PDA

View Full Version : PCI compliance ?



jmelson
08-17-2009, 06:20 PM
I just got bugged to get into PCI compliance. I tried to do their questionnaire, but I ran into two problems right away. They need for the computer with osCMax to not be connected to any other computer in my network, which sounds pretty strange, and is going to be hard to do on my network connection. I don't believe it is even possible to get a second network connection at my residential location.

Second, they require me to keep NO ELECTRONIC RECORDS whatsoever on my customers. I assume exchanging emails with customers would even violate these rules. I can only keep paper records with any customer information, including name, address, phone #, etc.

Since I am using a payment gateway, I don't even see their credit card #.

Anybody figured out how to deal with this? If there's no way around it, I will have to shut down my store.

If this is the wrong place to ask, just point to the the right place.

Thanks,

Jon

jpf
08-18-2009, 11:44 AM
You failed with this line:

I don't believe it is even possible to get a second network connection at my residential location.

I would spend the $50/yr+ to host in a proper facility that has managed servers as that will harden your site much better.

Yes being PCI compliant using a self hosted would be difficult if not impossible.

You need to use a proper firewall and map incoming IP & port address to a specific internal IP address. Then be issued 2 or more IP addresses from your provider.

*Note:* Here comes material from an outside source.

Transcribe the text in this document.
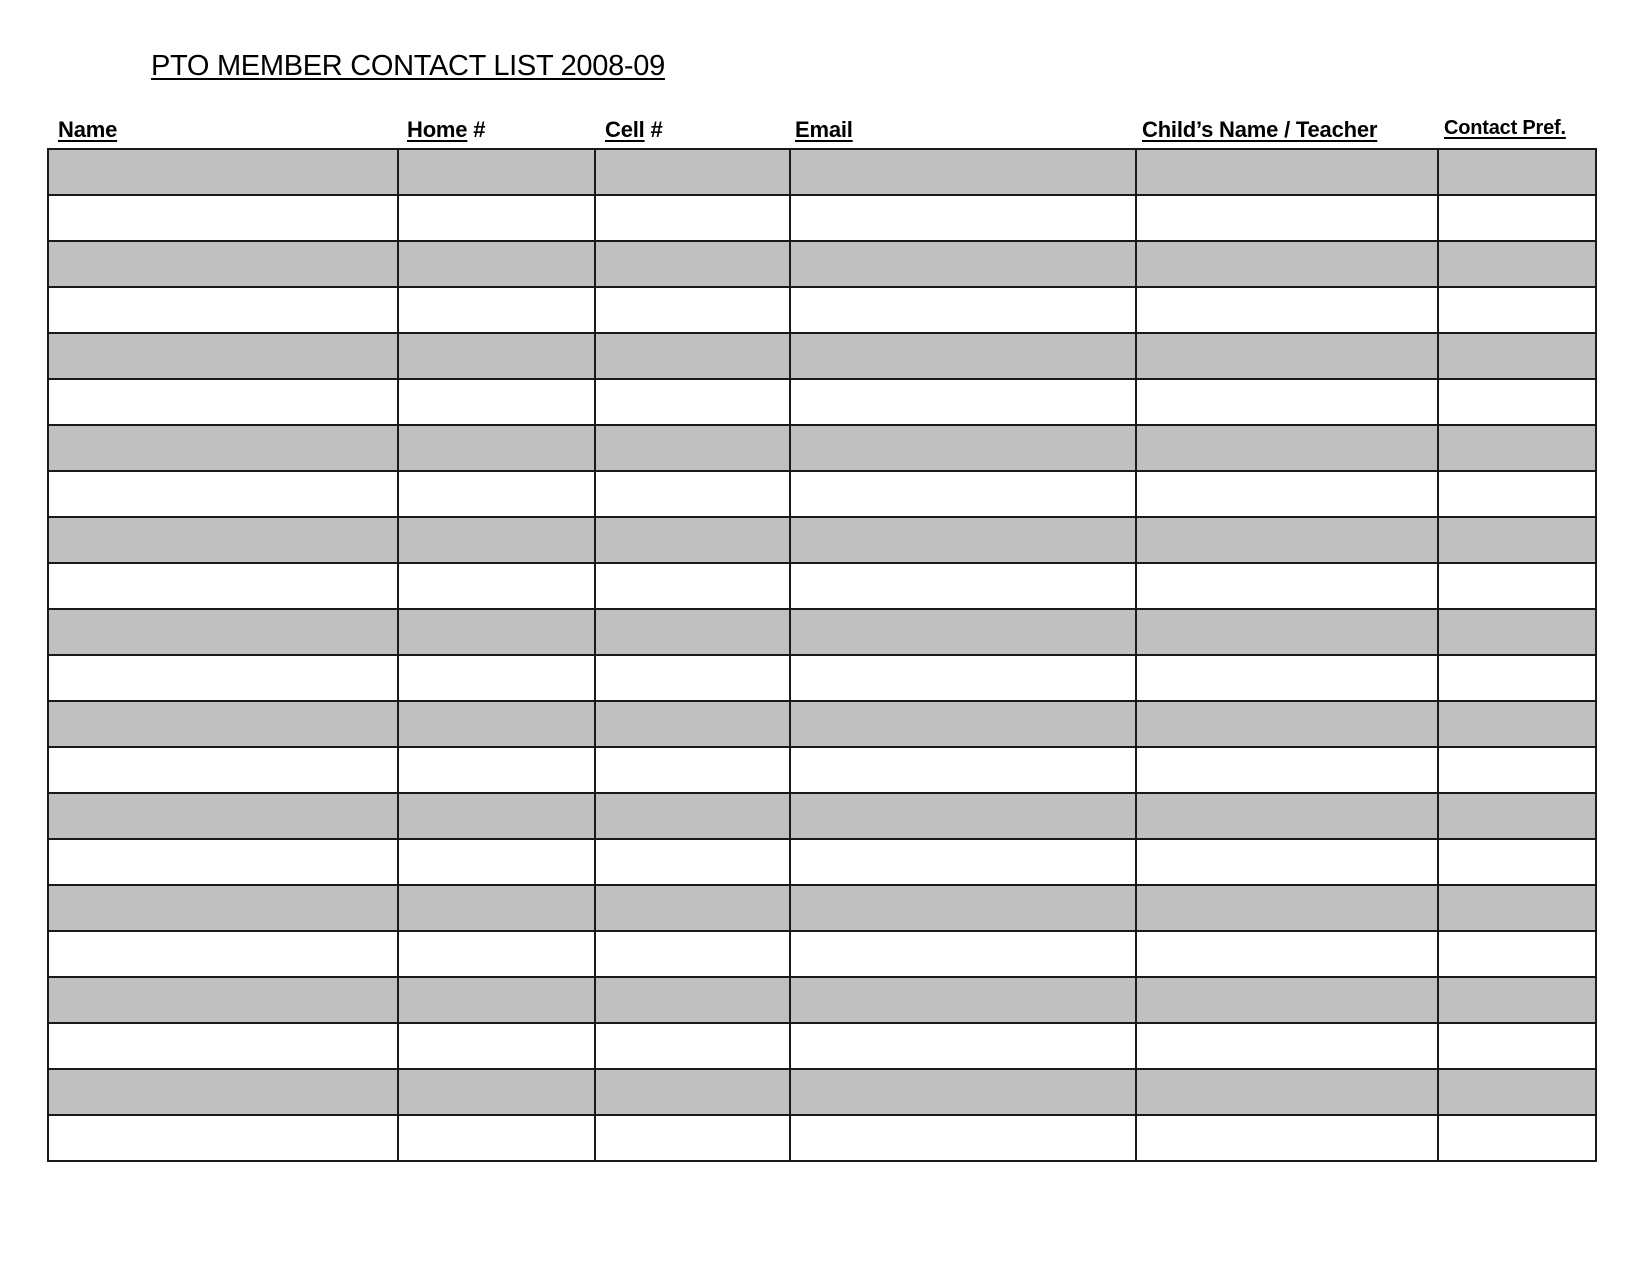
PTO MEMBER CONTACT LIST 2008-09
Name	Home #	Cell #	Email	Child’s Name / Teacher	Contact Pref.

I would NEVER recommend self hosting on a NON-Business class line by a Novice user.

jmelson
08-18-2009, 05:25 PM
You failed with this line:

I don't believe it is even possible to get a second network connection at my residential location.

I would spend the $50/yr+ to host in a proper facility that has managed servers as that will harden your site much better.

Yes being PCI compliant using a self hosted would be difficult if not impossible.

You need to use a proper firewall and map incoming IP & port address to a specific internal IP address. Then be issued 2 or more IP addresses from your provider.


I would NEVER recommend self hosting on a NON-Business class line by a Novice user.
OK, false alarm! I didn't understand the terminology, and made a couple wrong selections when starting out on their PCI compliance questionnaire. Because I am using a payment gateway, I don't have to comply with the most severe requirements. I have a business-class cable modem ISP service with static IP, but they only give me one IP. It costs a LOT more to get the next tier, 5 static IPs. But, I don't need that. I have osCMax set up so only one specific node, only on my LAN, can even access the admin page. I also have a firewall with some some special settings of denyhosts to kick off all the hackers by putting them on the hosts.deny list on their second attempt. I used to have professional bank hackers trying to get in, now they can't even make an initial connection.

So, I am back to normal.

Thanks,

Jon

jpf
08-18-2009, 07:34 PM
Good to here that! Sound like you know what your doing. Proceed with caution if self hosting. I find a hosted solution is cheaper for most people - than self hosting with proper speed and H/W etc....

JohnW
08-30-2009, 11:00 AM
You can get a free PCI compliance scan from Commodo that you could do on your own in case you are interested. I went through this about a year ago but not storing CC data eliminates most of the concerns. Make sure customers can't establish a SSLv2 connection because that's a deal breaker for many.

I agree with jpf that a good hosting solution and eventually a dedicated server is money well spent for an online business.